Limited Base Acre Provision in the 2008 Farm Act Yields Small Budgetary Savings

Increasing Government budget deficits have put Federal farm program payment limitations at the forefront of discussions concerning future farm legislation. Farm payment limitations and eligibility provisions have been included in farm acts for at least 40 years. Recent limitations reduce or eliminate payments to individuals or farms earning income over a certain threshold. For example, the Food, Conservation, and Energy Act of 2008 (the 2008 Farm Act) stipulated that a person or legal entity with adjusted annual gross farm income of over $750,000 (averaged over previous 3 years) was not eligible for direct payments.

The 2008 Farm Act also included elimination of small payment amounts as both an administrative cost savings to USDA's Farm Service Agency (FSA), which administers the payments, and a budgetary savings. The 'base-10' provision of the 2008 Farm Act prohibits farms with 10 or fewer base acres from receiving direct and countercyclical payments (DCP) or average crop revenue election (ACRE) program payments (see 'New Market Realities Affect Crop Program Choices' in the November 2008 issues of Amber Waves). Limited-resource and socially disadvantaged owners were exempt from this provision.

Savings achieved through the base-10 provision appear to be small relative to total DCP and ACRE payments. Nearly 371,000 farms (as defined by FSA) of the 2.2 million with base acres became ineligible for payments under the provision. Since the affected farms controlled only 1.6 million, or 0.6 percent, of total base acres in 2009, prohibited payments totaled $29.1 million, compared with over $5 billion total DCP and ACRE payments in 2009.
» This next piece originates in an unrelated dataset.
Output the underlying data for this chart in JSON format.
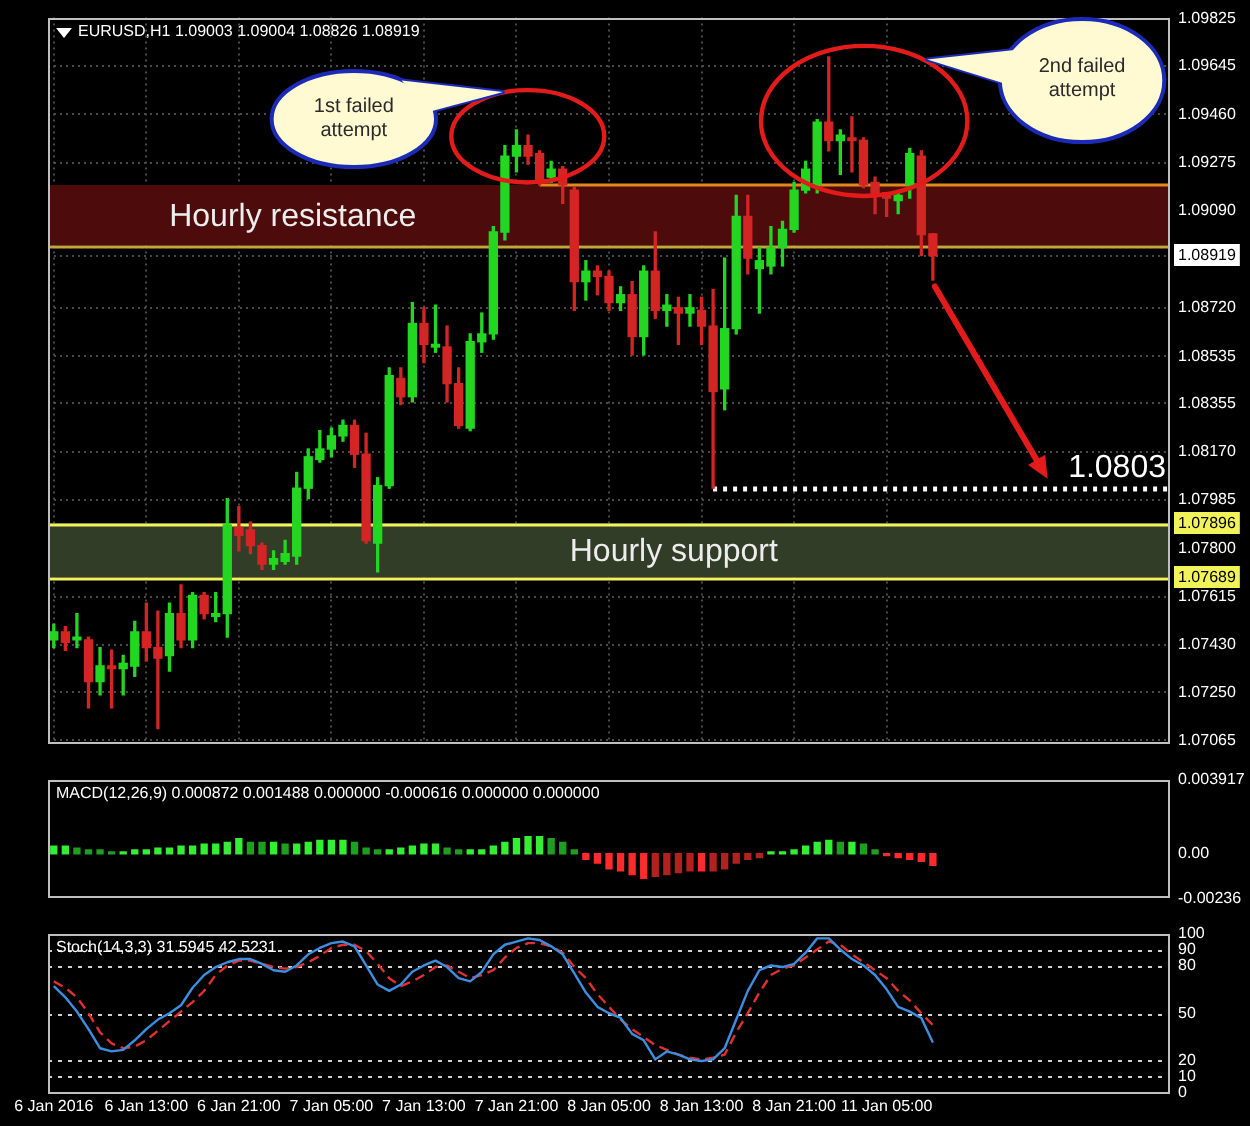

The actual savings were probably even smaller, since not all operators of FSA farms enroll in commodity programs in a given year. For farmers choosing not to participate, the payment may not be sufficient to entice the farmer to process the paperwork. Operators affected by the base-10 provision would have forgone an average of $79 per farm in 2009. In 2008, prior to implementation of the base-10 provision, 40 percent of FSA farms with 10 or fewer base acres enrolled in the DCP program. If a 40-percent enrollment rate is applied to 2009 data, 148,400 farms would no longer receive payments, resulting in a savings of $11.7 million. The administrative cost savings would bring another $1.5 million, for a total savings of $13.2 million in 2009.